Today, I am going to let you in on a little secret; the number one design problem found in most homes. I see it all the time and from time to time I am guilty of it as well. So here it is: too much furniture in one room. Okay. it’s out… are you guilty? For some reason we all, or most of us, are guilty of some level of hoarding. We keep things because we like them but don’t know where to put them so there are usually too many things in one room.
Rooms function better with a plan that makes sense, is simple and direct. In the past, when I have helped people with room makeovers, the obvious problem is that there is just way too much crammed into one space. Too many couches/chairs, too many accessories, too many tables.
It can be hard to notice this problem when you live in a small space or have lived in the same space for a long time. We get used to what we need to function and our environment plays a large role in our psychological ideals of comfort. We may think we need all of this stuff in our room in order for it to feel whole but in reality we really don’t and it can even feel freeing to eliminate some of the clutter.
So how to fix an over-furnished room?
1. Scale back: Go to the essentials, ask yourself what you really need in the room and denote this from what you want in the room. After determining the “needs” and removing the “wants”, allow yourself a few “wants” that provide the room with character and comfort.
2. Store it seasonally: Sometimes it works best to simply store some of your furniture and accessories and only bring them out for a particular season. For instance, I recently realized I have a comfy chair that I prefer in my living room during fall and winter but I don’t necessarily need it during summer. The chair provides a psychological “cozy” feeling in the house during cooler weather but it also blocks a big beautiful light casting window that is helpful during summer.
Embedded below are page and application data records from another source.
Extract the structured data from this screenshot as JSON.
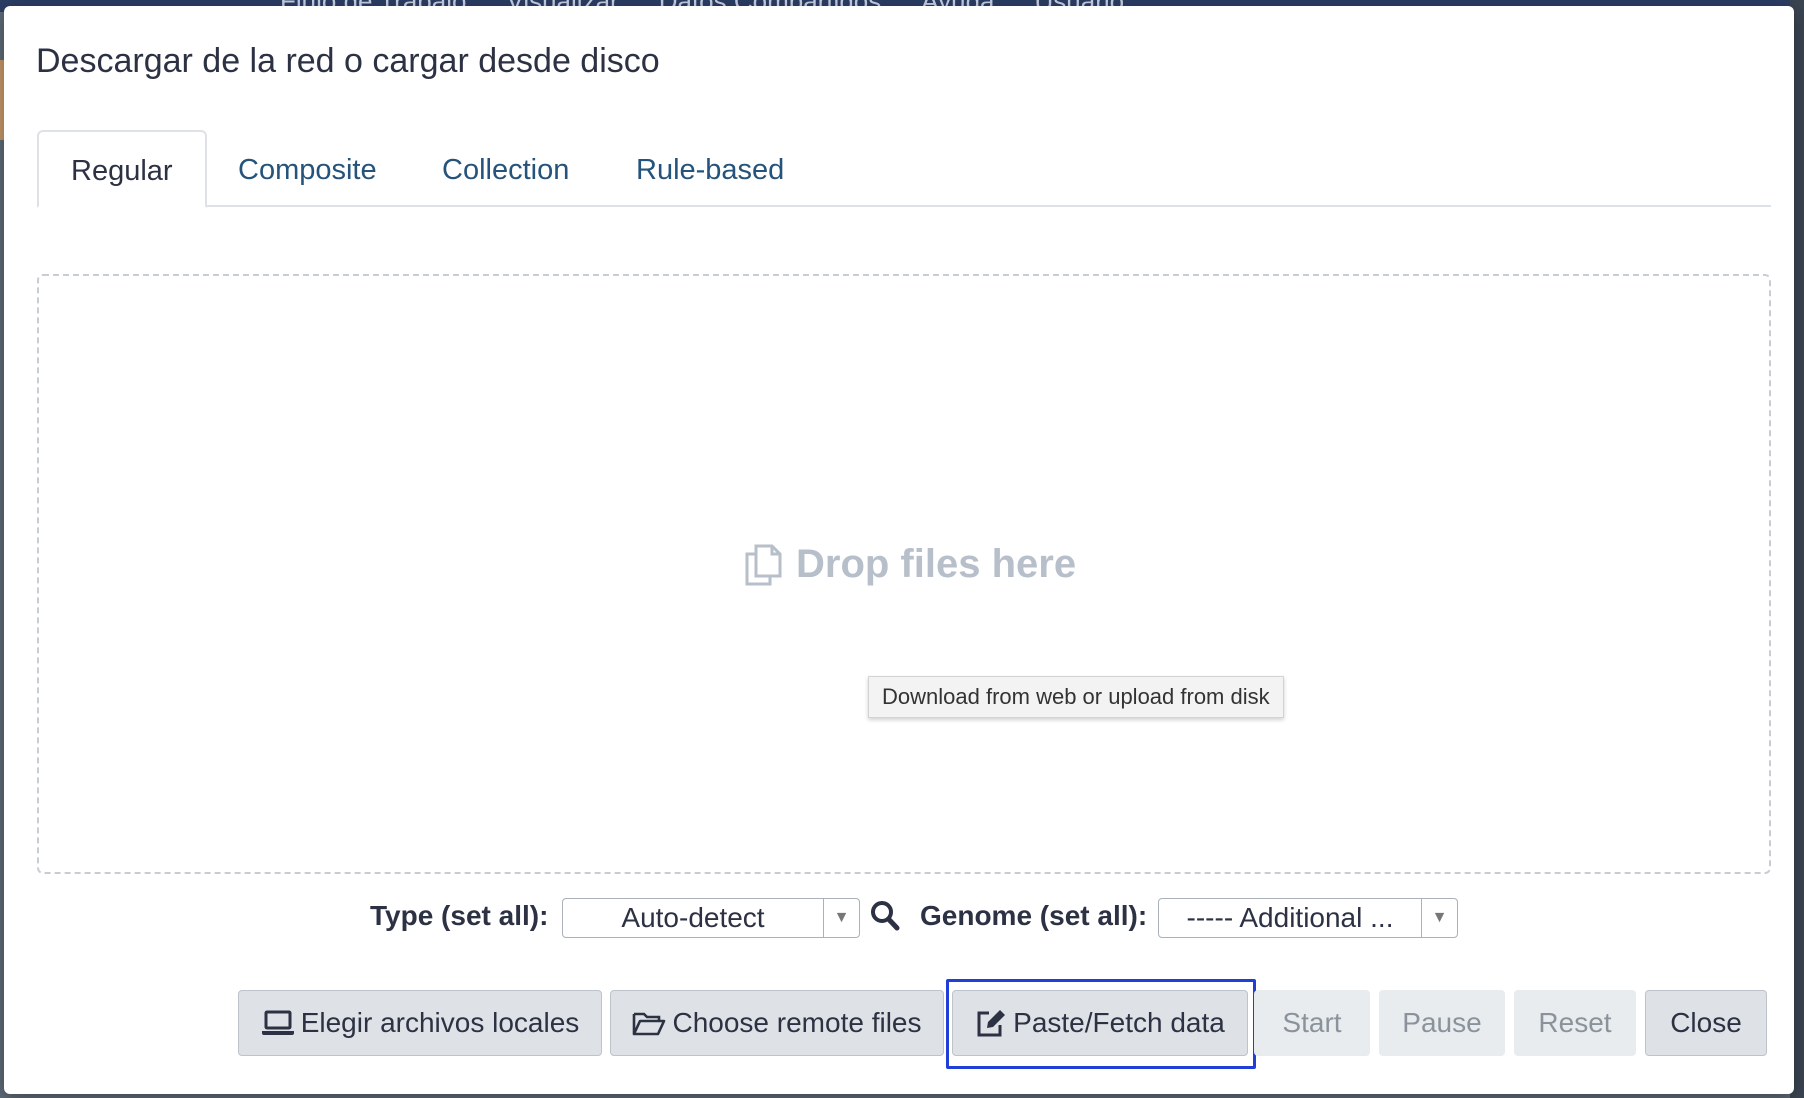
{
  "background": {
    "nav_items": [
      "Flujo de Trabajo",
      "Visualizar",
      "Datos Compartidos",
      "Ayuda",
      "Usuario"
    ]
  },
  "modal": {
    "title": "Descargar de la red o cargar desde disco"
  },
  "tabs": [
    {
      "label": "Regular",
      "active": true
    },
    {
      "label": "Composite",
      "active": false
    },
    {
      "label": "Collection",
      "active": false
    },
    {
      "label": "Rule-based",
      "active": false
    }
  ],
  "dropzone": {
    "label": "Drop files here",
    "icon": "copy-files-icon"
  },
  "tooltip": {
    "text": "Download from web or upload from disk"
  },
  "settings": {
    "type_label": "Type (set all):",
    "type_value": "Auto-detect",
    "genome_label": "Genome (set all):",
    "genome_value": "----- Additional ..."
  },
  "buttons": {
    "local": "Elegir archivos locales",
    "remote": "Choose remote files",
    "paste": "Paste/Fetch data",
    "start": "Start",
    "pause": "Pause",
    "reset": "Reset",
    "close": "Close"
  },
  "colors": {
    "tab_link": "#25537b",
    "highlight": "#1f3fd6",
    "drop_text": "#b7bfca"
  }
}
3. Replace it: When all else fails, perhaps the furniture or accessories are just not the right fit for the room and/or you have simply outgrown them. It may be time to research more suitable furniture. Many times if you move from one house to another, what worked for the previous living room doesn’t function properly for the new room. For instance, when we bought our home, our older couches no longer functioned well in the long narrow living space. After many months of trying to make the room feel whole, we realized a sectional would work much better for the long space and upgraded.
In an upcoming post I’d also like to chat about furniture scale which can have a big effect on your room. What do you think? Do you have a room that isn’t functioning properly? If you are being honest, is there just too much in the room?